Use diaspora knowledge transfer deliberately
The sixth move is diaspora knowledge transfer. Nigerians working in frontier labs, cloud companies, AI startups, and research universities abroad are one of the country's fastest routes to frontier exposure. The mechanism should be practical: paid sabbaticals, remote mentorship, joint research, visiting residencies, and later repatriation offers tied to real authority, compute access, and funded teams.
Symbolic homecoming campaigns will not matter if there is no serious infrastructure to join. Diaspora transfer should plug into the open-source programme, data mission, talent pipeline, and compute network.

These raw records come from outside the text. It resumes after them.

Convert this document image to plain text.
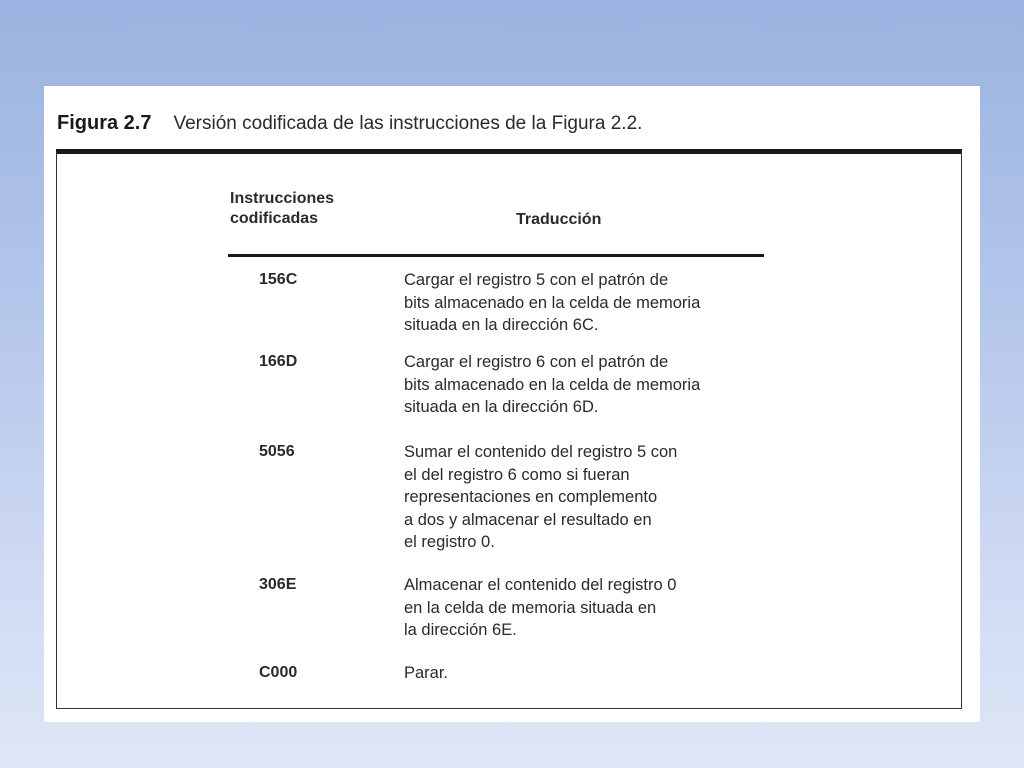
Figura 2.7 Versión codificada de las instrucciones de la Figura 2.2.
Instrucciones
codificadas	Traducción
156C	Cargar el registro 5 con el patrón de
bits almacenado en la celda de memoria
situada en la dirección 6C.
166D	Cargar el registro 6 con el patrón de
bits almacenado en la celda de memoria
situada en la dirección 6D.
5056	Sumar el contenido del registro 5 con
el del registro 6 como si fueran
representaciones en complemento
a dos y almacenar el resultado en
el registro 0.
306E	Almacenar el contenido del registro 0
en la celda de memoria situada en
la dirección 6E.
C000	Parar.
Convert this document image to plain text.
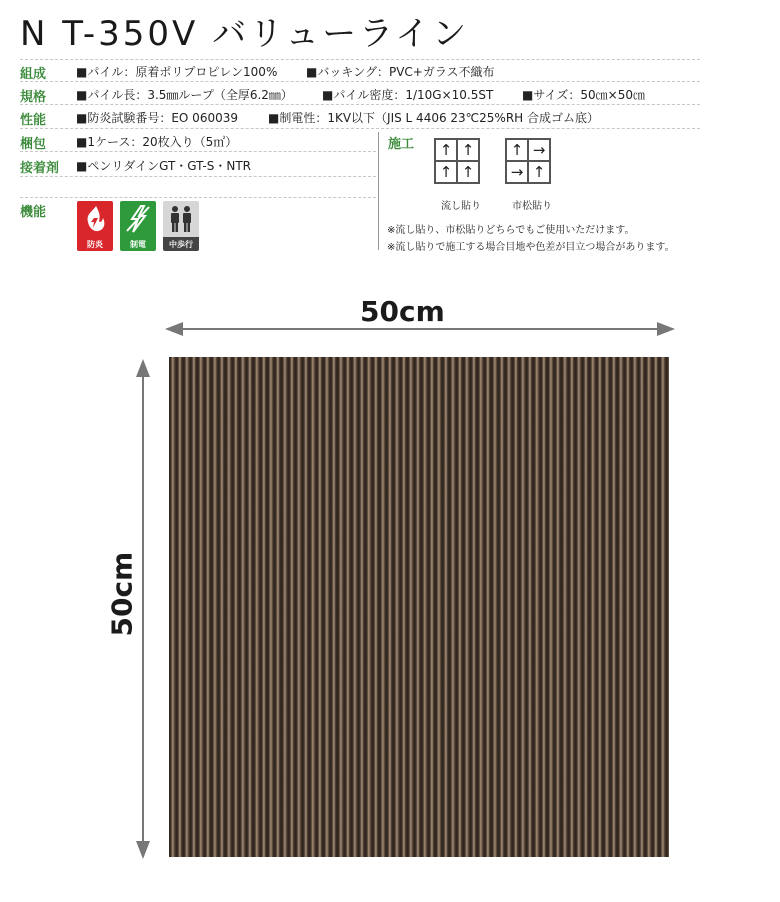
N T-350V バリューライン
組成 ■パイル：原着ポリプロピレン100% ■バッキング：PVC+ガラス不織布
規格 ■パイル長：3.5㎜ループ（全厚6.2㎜） ■パイル密度：1/10G×10.5ST ■サイズ：50㎝×50㎝
性能 ■防炎試験番号：EO 060039	■制電性：1KV以下（JIS L 4406 23℃25%RH 合成ゴム底）
梱包 ■1ケース：20枚入り（5㎡）
接着剤 ■ペンリダインGT・GT-S・NTR
機能
防炎	制電	中歩行
施工	↑ ↑
↑ ↑
流し貼り
↑ →
→ ↑
市松貼り
※流し貼り、市松貼りどちらでもご使用いただけます。
※流し貼りで施工する場合目地や色差が目立つ場合があります。
50cm
50cm
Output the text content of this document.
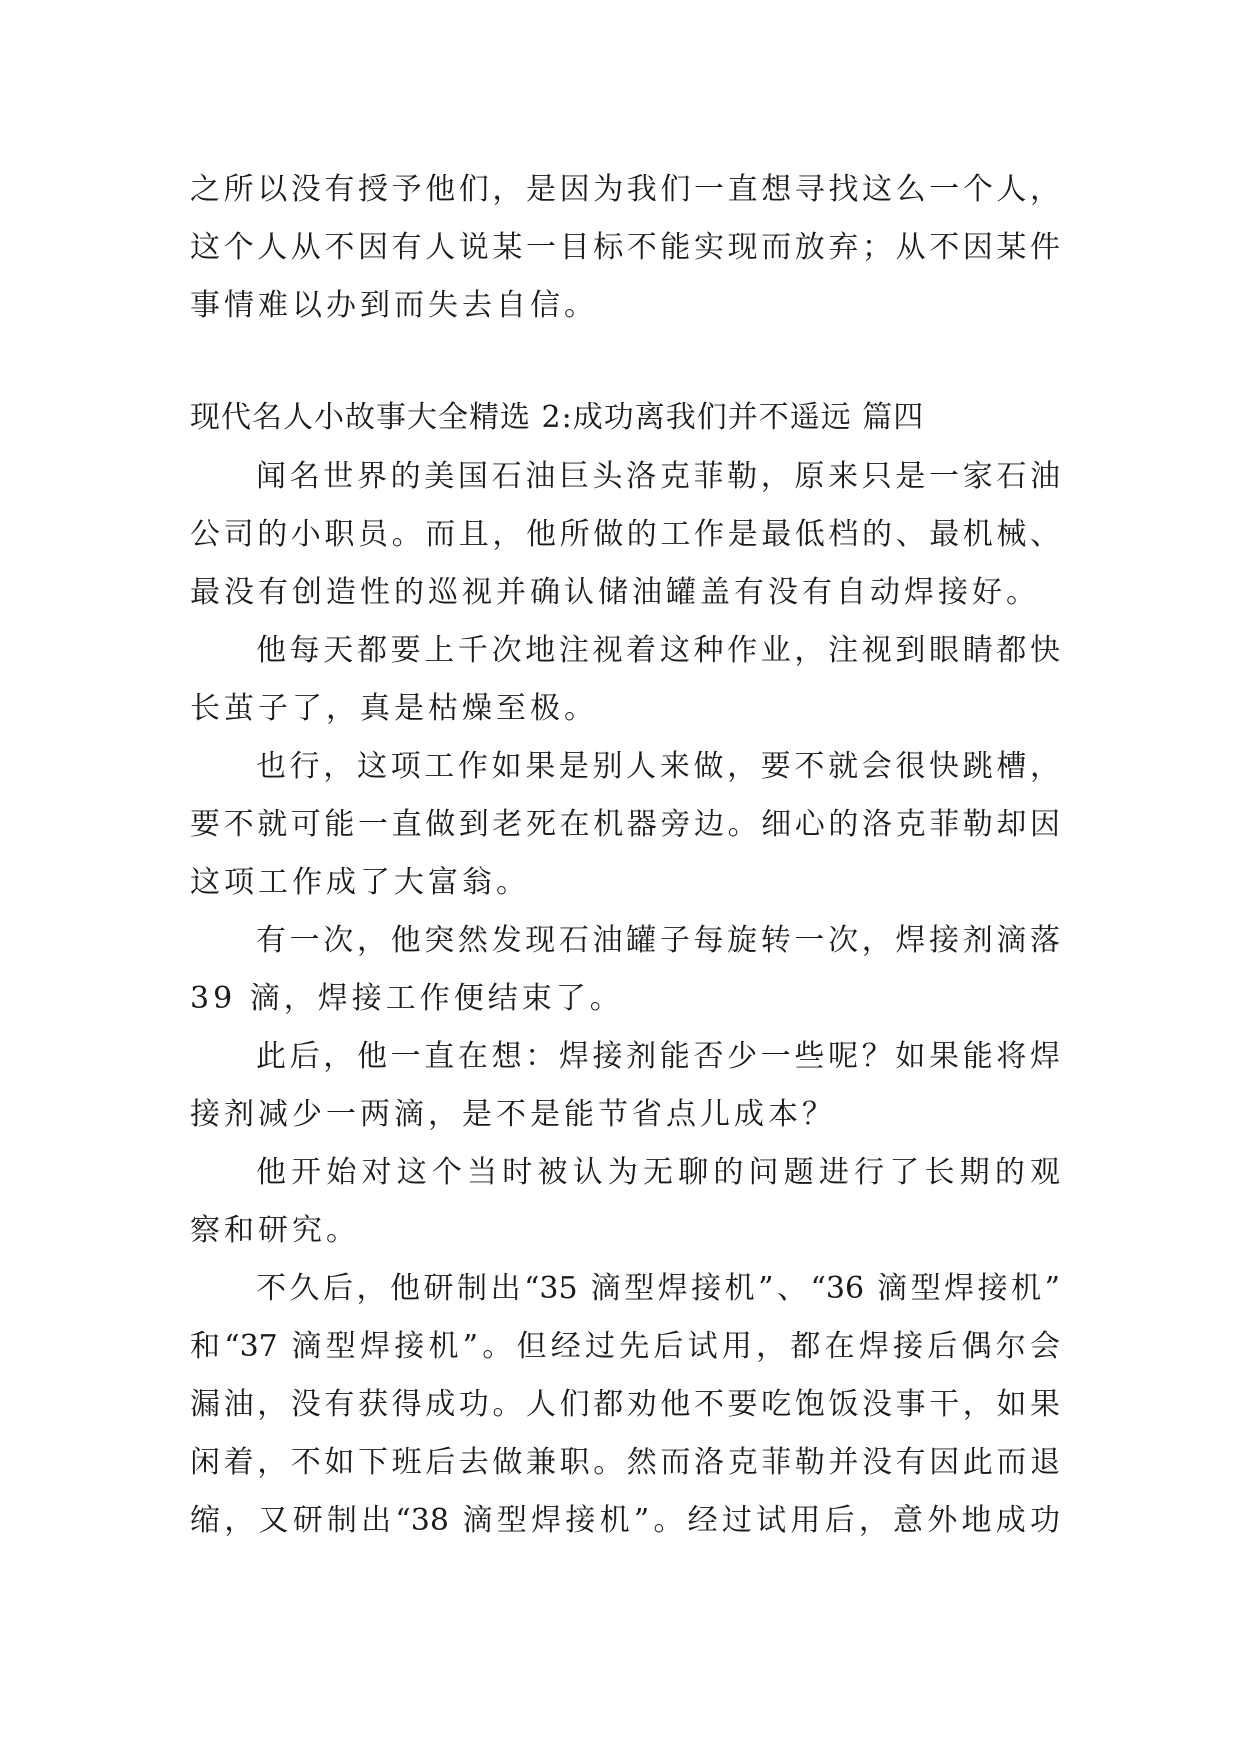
之所以没有授予他们，是因为我们一直想寻找这么一个人，
这个人从不因有人说某一目标不能实现而放弃；从不因某件
事情难以办到而失去自信。
现代名人小故事大全精选 2:成功离我们并不遥远 篇四
闻名世界的美国石油巨头洛克菲勒，原来只是一家石油
公司的小职员。而且，他所做的工作是最低档的、最机械、
最没有创造性的巡视并确认储油罐盖有没有自动焊接好。
他每天都要上千次地注视着这种作业，注视到眼睛都快
长茧子了，真是枯燥至极。
也行，这项工作如果是别人来做，要不就会很快跳槽，
要不就可能一直做到老死在机器旁边。细心的洛克菲勒却因
这项工作成了大富翁。
有一次，他突然发现石油罐子每旋转一次，焊接剂滴落
39 滴，焊接工作便结束了。
此后，他一直在想：焊接剂能否少一些呢？如果能将焊
接剂减少一两滴，是不是能节省点儿成本？
他开始对这个当时被认为无聊的问题进行了长期的观
察和研究。
不久后，他研制出“35 滴型焊接机”、“36 滴型焊接机”
和“37 滴型焊接机”。但经过先后试用，都在焊接后偶尔会
漏油，没有获得成功。人们都劝他不要吃饱饭没事干，如果
闲着，不如下班后去做兼职。然而洛克菲勒并没有因此而退
缩，又研制出“38 滴型焊接机”。经过试用后，意外地成功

Own reachable layers, then climb
Once these foundations compound, Nigeria can move from production-adjacent capability to selective production. A technically insulated National AI Agency could then coordinate strong small and domain-specific models in areas where Nigeria has data depth, engineering capacity, and sustained demand. Its job would not be to imitate OpenAI. Its job would be to own the parts of the stack where Nigeria can build advantage, then climb from there.
Nigeria will not be sidestepped because it failed to build a frontier model in 2026. It will be sidestepped if it owns no layer of the AI economy: not the datasets, not the benchmarks, not the model adaptation labs, not the inference infrastructure, not the applied talent pipeline, and not the research institutions that turn today's tools into tomorrow's capability. The first task is to own the layers within reach. Then climb.
This essay began with an October 16, 2024 tweet where I argued for the baby steps Nigeria can take in AI R&D despite its power challenges.
In May 2026, I adapted that thought into an answer to one of the questions in Dwarkesh Patel's Blog prize for the big questions about AI: what countries outside the AI production chain should do to avoid being sidestepped by transformative AI.